Interesting facts about the historic Westminster Abbey, ahead of the King’s coronation
Hailed as one of the great architectural masterpieces of our times, Westminster Abbey has seen some sights.
If walls could talk this historic building would have some tales as British history seeps through the stone.
Every monarch since William the Conquerer has been crowned in the Abbey, except for Edward V and Edward VIII who abdicated. The ancient Coronation Chair is still in the Abbey.
And that tradition is set to continue this weekend with the historic crowning of King Charles III set to happen inside the hallowed walls.
Here is everything you need to know about the building.

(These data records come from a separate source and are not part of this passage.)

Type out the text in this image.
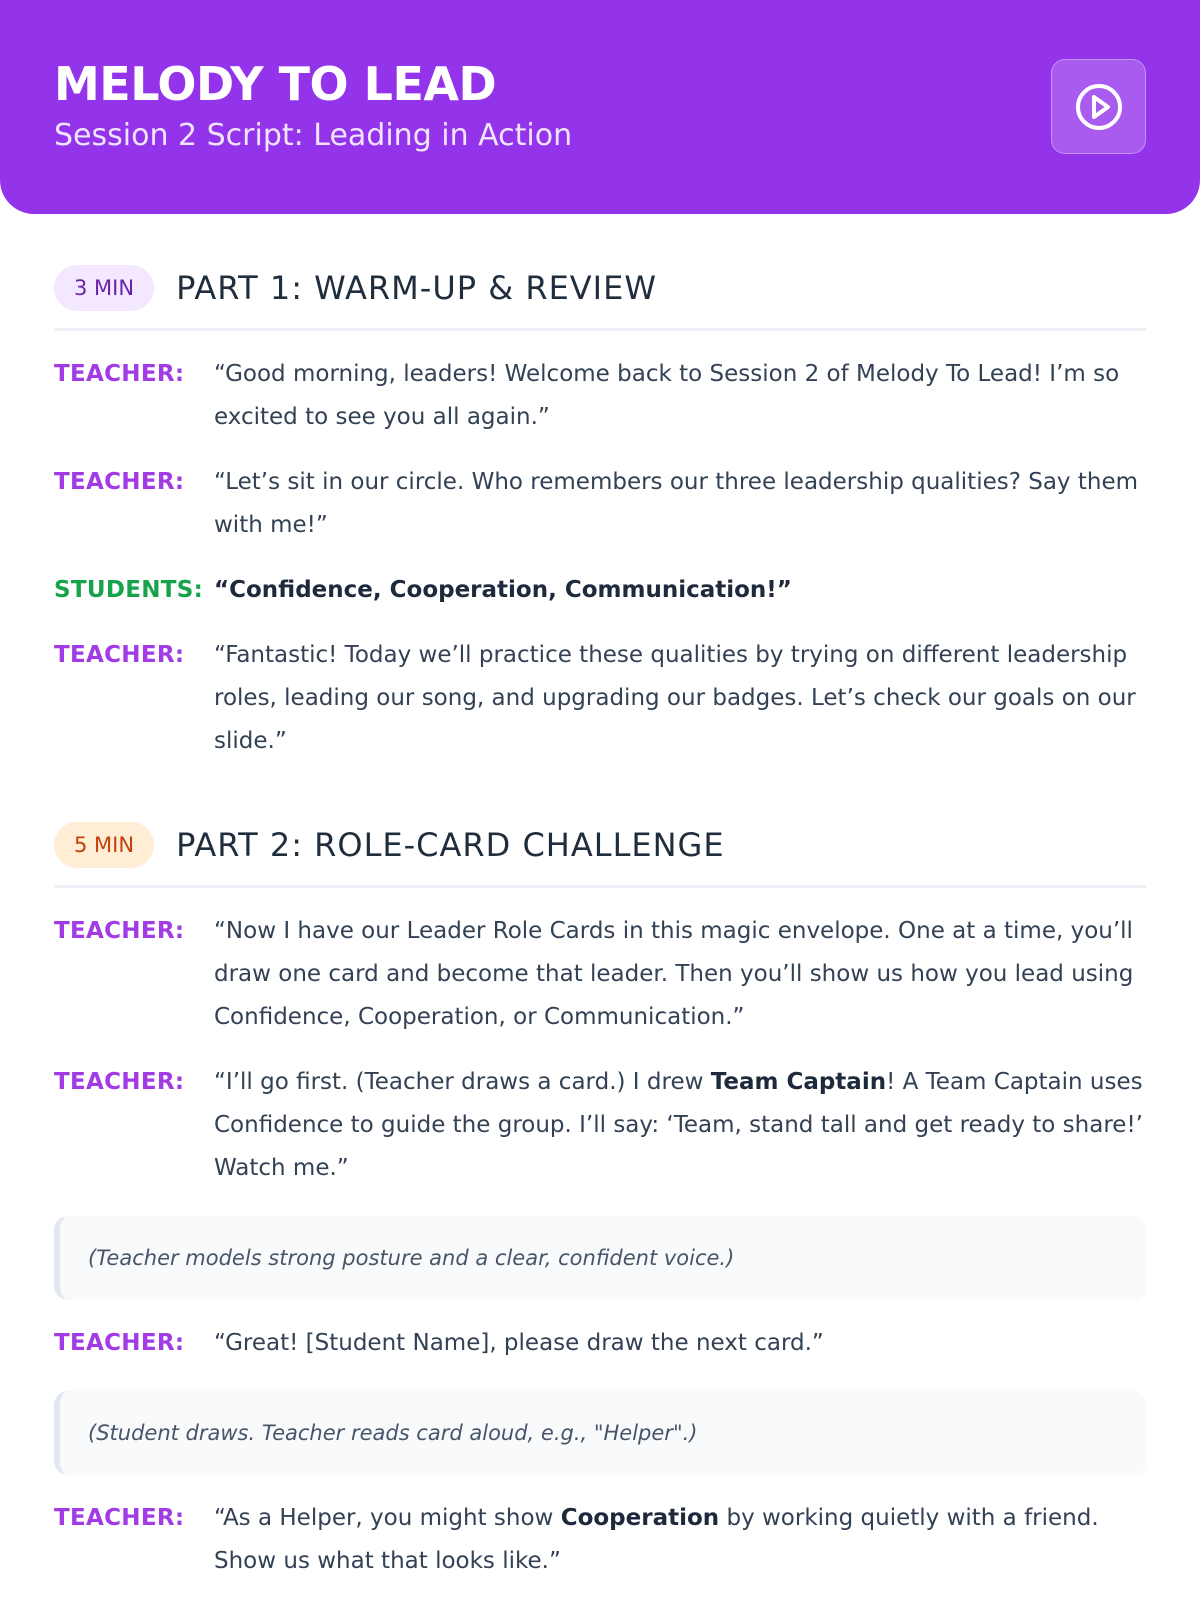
MELODY TO LEAD

Session 2 Script: Leading in Action

3 MIN	PART 1: WARM-UP & REVIEW
TEACHER:	“Good morning, leaders! Welcome back to Session 2 of Melody To Lead! I’m so excited to see you all again.”
TEACHER:	“Let’s sit in our circle. Who remembers our three leadership qualities? Say them with me!”
STUDENTS: “Confidence, Cooperation, Communication!”
TEACHER:	“Fantastic! Today we’ll practice these qualities by trying on different leadership roles, leading our song, and upgrading our badges. Let’s check our goals on our slide.”
5 MIN	PART 2: ROLE-CARD CHALLENGE
TEACHER:	“Now I have our Leader Role Cards in this magic envelope. One at a time, you’ll draw one card and become that leader. Then you’ll show us how you lead using Confidence, Cooperation, or Communication.”
TEACHER:	“I’ll go first. (Teacher draws a card.) I drew Team Captain! A Team Captain uses Confidence to guide the group. I’ll say: ‘Team, stand tall and get ready to share!’ Watch me.”
(Teacher models strong posture and a clear, confident voice.)
TEACHER:	“Great! [Student Name], please draw the next card.”
(Student draws. Teacher reads card aloud, e.g., "Helper".)
TEACHER:	“As a Helper, you might show Cooperation by working quietly with a friend. Show us what that looks like.”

When was Westminster Abbey built?
As told in the official Westminster Abbey history, the Abbey goes back as far as 960 AD. In the 1040s King Edward made himself a home in his royal palace by the banks of the river Thames. Next to it was a small monastery. King Edwards decided to enlarge and improve the church and named it ‘west minster’ to distinguish it as different from St Paul’s Cathedral.
Edward’s Abbey survived for two centuries until the middle of the 13th century when King Henry III decided to rebuild it in the new Gothic style of architecture.

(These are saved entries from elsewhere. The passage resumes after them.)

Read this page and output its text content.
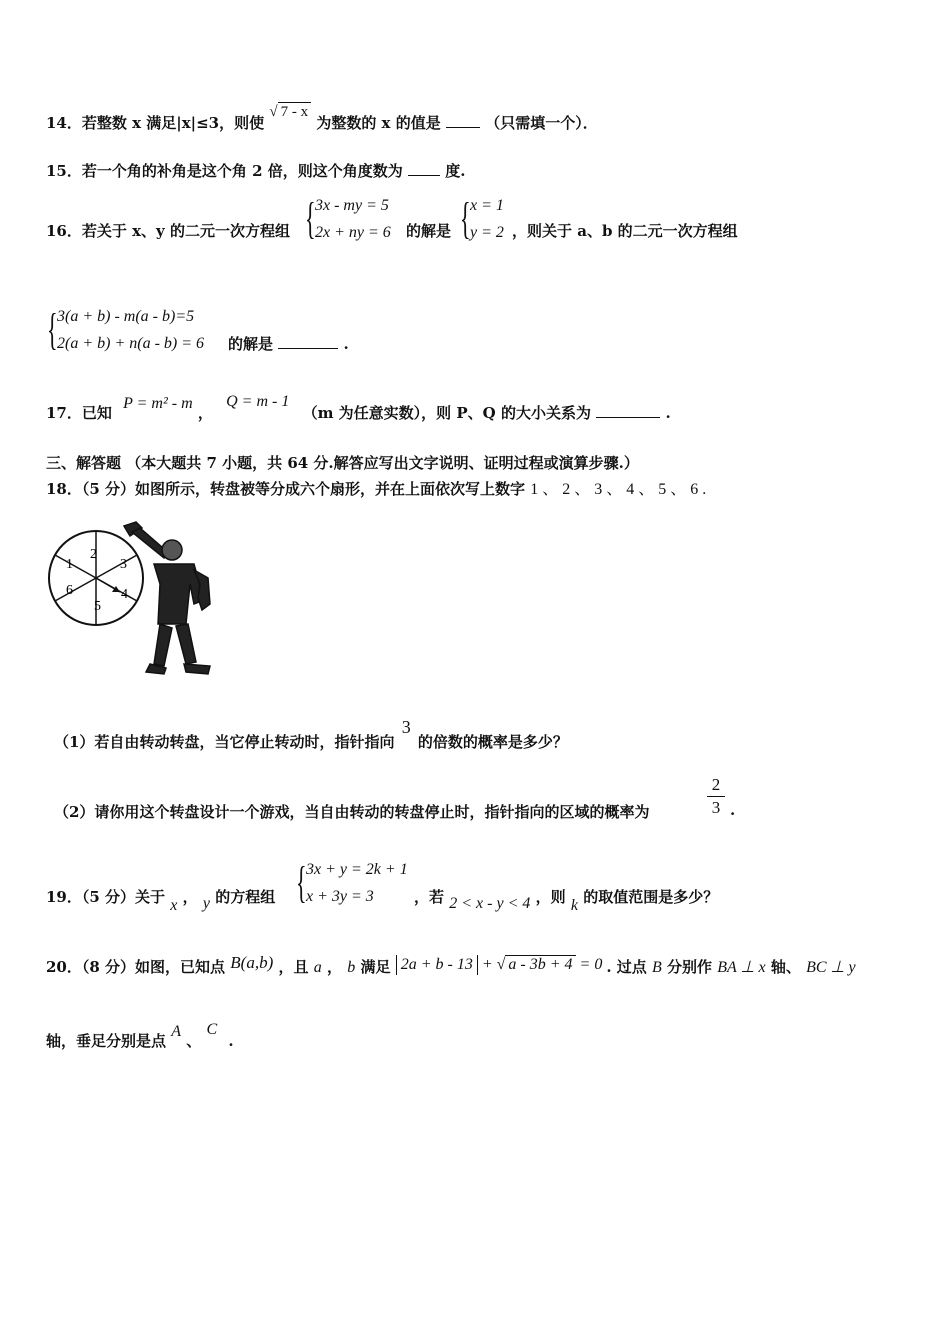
14．若整数 x 满足|x|≤3，则使 √ 7 - x 为整数的 x 的值是	（只需填一个）．
15．若一个角的补角是这个角 2 倍，则这个角度数为	度.
16．若关于 x、y 的二元一次方程组 { 3x - my = 5
2x + ny = 6 的解是 { x = 1
y = 2 ，则关于 a、b 的二元一次方程组
{ 3(a + b) - m(a - b)=5
2(a + b) + n(a - b) = 6 的解是	.
17．已知 P = m² - m ， Q = m - 1 （m 为任意实数），则 P、Q 的大小关系为	.
三、解答题 （本大题共 7 小题，共 64 分.解答应写出文字说明、证明过程或演算步骤.）
18．（5 分）如图所示，转盘被等分成六个扇形，并在上面依次写上数字 1 、 2 、 3 、 4 、 5 、 6 .
1
2
3
4
5
6
（1）若自由转动转盘，当它停止转动时，指针指向 3 的倍数的概率是多少？
（2）请你用这个转盘设计一个游戏，当自由转动的转盘停止时，指针指向的区域的概率为	$\frac{2}{3}$ .
19．（5 分）关于 x ， y 的方程组 { 3x + y = 2k + 1
x + 3y = 3	，若 2 < x - y < 4 ，则 k 的取值范围是多少？
20．（8 分）如图，已知点 B(a,b) ，且 a ， b 满足 2a + b - 13 + √ a - 3b + 4 = 0 . 过点 B 分别作 BA ⊥ x 轴、 BC ⊥ y
轴，垂足分别是点 A 、 C .
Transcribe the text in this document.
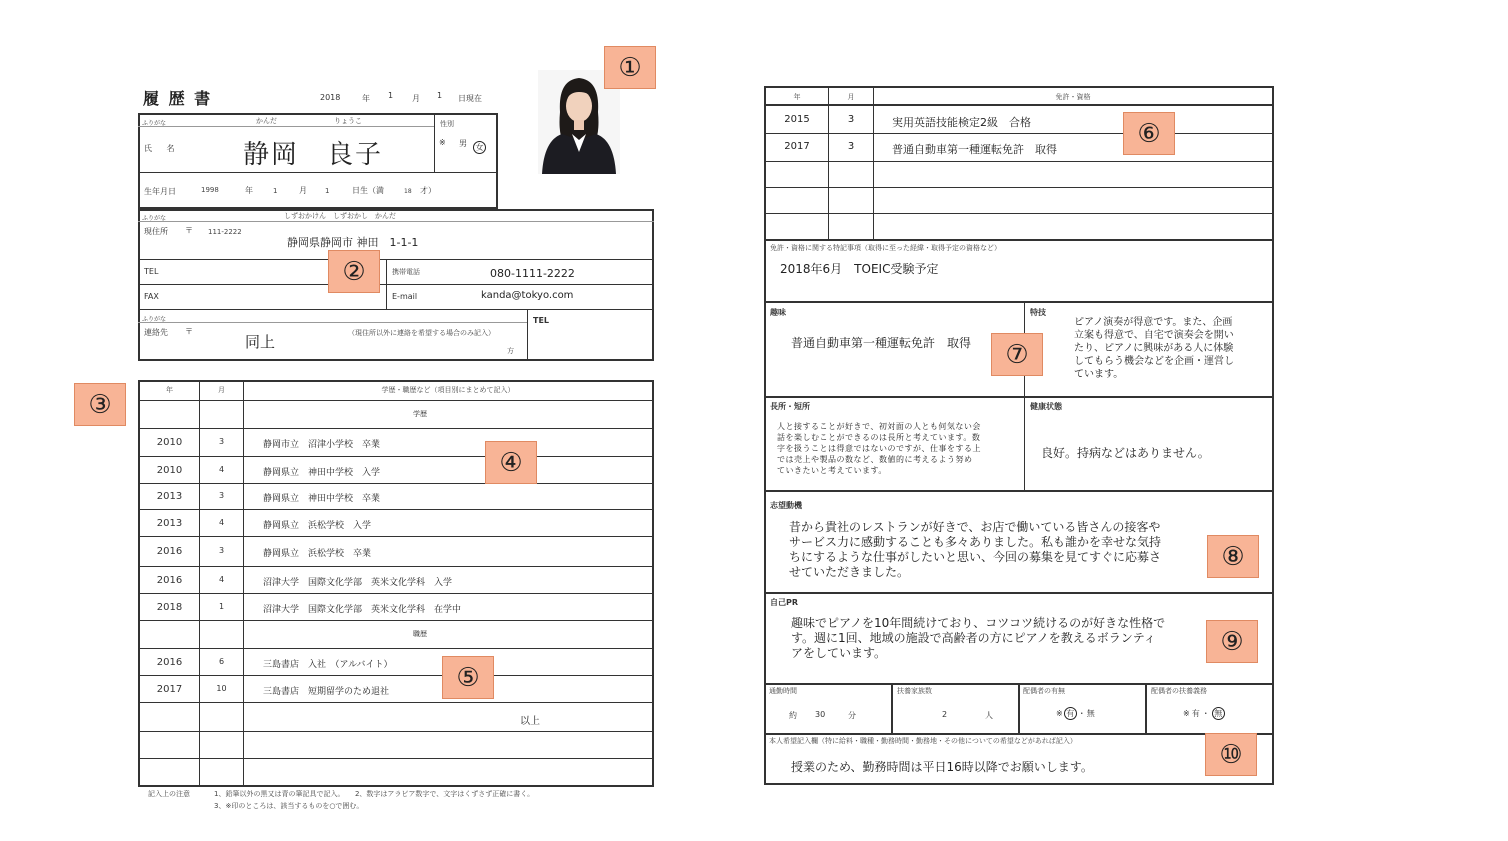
履 歴 書	2018	年 1 月 1 日現在
ふりがな	かんだ	りょうこ
氏 名 静岡　良子
性別
※ 男	女
生年月日	1998	年	1	月	1	日生（満	18 才）
ふりがな	しずおかけん　しずおかし　かんだ
現住所 〒 111-2222
静岡県静岡市 神田　1-1-1
TEL	携帯電話	080-1111-2222
FAX	E-mail	kanda@tokyo.com
ふりがな
連絡先 〒
同上	（現住所以外に連絡を希望する場合のみ記入）
方
TEL
年	月	学歴・職歴など（項目別にまとめて記入）
学歴
2010	3	静岡市立　沼津小学校　卒業
2010	4	静岡県立　神田中学校　入学
2013	3	静岡県立　神田中学校　卒業
2013	4	静岡県立　浜松学校　入学
2016	3	静岡県立　浜松学校　卒業
2016	4	沼津大学　国際文化学部　英米文化学科　入学
2018	1	沼津大学　国際文化学部　英米文化学科　在学中
職歴
2016	6	三島書店　入社　（アルバイト）
2017	10	三島書店　短期留学のため退社
以上
記入上の注意	1、鉛筆以外の黒又は青の筆記具で記入。　　2、数字はアラビア数字で、文字はくずさず正確に書く。
3、※印のところは、該当するものを○で囲む。
年	月	免許・資格
2015	3	実用英語技能検定2級　合格
2017	3	普通自動車第一種運転免許　取得
免許・資格に関する特記事項（取得に至った経緯・取得予定の資格など）
2018年6月　TOEIC受験予定
趣味
普通自動車第一種運転免許　取得
特技
ピアノ演奏が得意です。また、企画
立案も得意で、自宅で演奏会を開い
たり、ピアノに興味がある人に体験
してもらう機会などを企画・運営し
ています。
長所・短所
人と接することが好きで、初対面の人とも何気ない会
話を楽しむことができるのは長所と考えています。数
字を扱うことは得意ではないのですが、仕事をする上
では売上や製品の数など、数値的に考えるよう努め
ていきたいと考えています。
健康状態
良好。持病などはありません。
志望動機
昔から貴社のレストランが好きで、お店で働いている皆さんの接客や
サービス力に感動することも多々ありました。私も誰かを幸せな気持
ちにするような仕事がしたいと思い、今回の募集を見てすぐに応募さ
せていただきました。
自己PR
趣味でピアノを10年間続けており、コツコツ続けるのが好きな性格で
す。週に1回、地域の施設で高齢者の方にピアノを教えるボランティ
アをしています。
通勤時間
約 30	分
扶養家族数
2	人
配偶者の有無
※ 有 ・ 無
配偶者の扶養義務
※ 有 ・ 無
本人希望記入欄（特に給料・職種・勤務時間・勤務地・その他についての希望などがあれば記入）
授業のため、勤務時間は平日16時以降でお願いします。
①
②
③
④
⑤
⑥
⑦
⑧
⑨
⑩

Under the decree of the King of England, Westminster Abbey was designed to be not only a great monastery and place of worship, but also a place for the coronation and burial of monarchs, which it continues to do to this day.

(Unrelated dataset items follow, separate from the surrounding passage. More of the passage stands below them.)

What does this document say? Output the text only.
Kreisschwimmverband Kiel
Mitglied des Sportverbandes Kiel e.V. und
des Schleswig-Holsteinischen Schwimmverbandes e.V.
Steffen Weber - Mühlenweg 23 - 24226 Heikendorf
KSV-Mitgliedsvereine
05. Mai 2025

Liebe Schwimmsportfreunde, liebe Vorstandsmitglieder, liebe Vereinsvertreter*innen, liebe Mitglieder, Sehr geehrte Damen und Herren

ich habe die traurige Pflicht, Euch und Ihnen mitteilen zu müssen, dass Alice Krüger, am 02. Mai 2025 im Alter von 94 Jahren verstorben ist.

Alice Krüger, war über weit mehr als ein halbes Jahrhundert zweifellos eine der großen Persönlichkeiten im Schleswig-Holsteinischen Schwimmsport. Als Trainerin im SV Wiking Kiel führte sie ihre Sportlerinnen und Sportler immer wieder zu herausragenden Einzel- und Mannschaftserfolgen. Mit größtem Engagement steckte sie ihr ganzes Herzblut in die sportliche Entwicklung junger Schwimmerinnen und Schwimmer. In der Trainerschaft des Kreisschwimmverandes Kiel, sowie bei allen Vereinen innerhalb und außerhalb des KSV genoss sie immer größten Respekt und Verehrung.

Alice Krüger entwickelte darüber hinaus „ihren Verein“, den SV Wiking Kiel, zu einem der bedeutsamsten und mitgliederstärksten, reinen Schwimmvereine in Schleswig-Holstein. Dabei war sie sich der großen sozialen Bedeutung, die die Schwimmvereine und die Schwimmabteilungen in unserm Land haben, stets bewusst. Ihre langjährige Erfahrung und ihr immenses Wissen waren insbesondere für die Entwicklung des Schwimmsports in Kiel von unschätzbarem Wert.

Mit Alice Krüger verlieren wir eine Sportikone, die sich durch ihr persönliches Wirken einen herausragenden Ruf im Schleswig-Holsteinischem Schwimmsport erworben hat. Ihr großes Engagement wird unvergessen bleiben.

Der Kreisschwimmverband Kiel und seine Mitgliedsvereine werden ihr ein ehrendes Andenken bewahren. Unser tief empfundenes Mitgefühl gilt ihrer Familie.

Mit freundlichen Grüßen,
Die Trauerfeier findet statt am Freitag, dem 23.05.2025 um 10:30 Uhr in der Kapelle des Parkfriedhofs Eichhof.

How many monarchs have been crowned at Westminster Abbey?
Enshrined in the British history books, so much has happened here. It hosts the shrine of St Edward the Confessor, the tombs of kings and queens, and countless memorials to the famous and the great.
It has been the setting for every Coronation since 1066 and for numerous other royal occasions, including sixteen royal weddings.
Who got married at Westminster Abbey?
There have been a host of Royal Weddings at the Abbey. In 16 royal weddings have taken place in the Abbey and the tradition goes back nine hundred years - to Henry I who married Princess Matilda of Scotland in 1100 to more recently when the Duke and Duchess of Cambridge married there in April 2011 to a full capacity of 2,000 spectators.
Late Queen Elizabeth II’s father, King George VI, married Lady Elizabeth Bowes-Lyon in April 1923.
Elizabeth II’s sister Princess Margaret was also married there in 1960.
Who’s buried at Westminster Abbey?
Westminster Abbey is the final resting place of thousands of influential people, from monarchs and consorts to poets, scientists and politicians.
Names of some buried there include Henry VIII’s fourth wife Anne of Cleves, scientist Sir Isaac Newton, geologist Charles Darwin and writer Charles Dickens.
It is also the final resting place of 30 kings and queens in the Royal Tombs starting with King Edward the Confessor.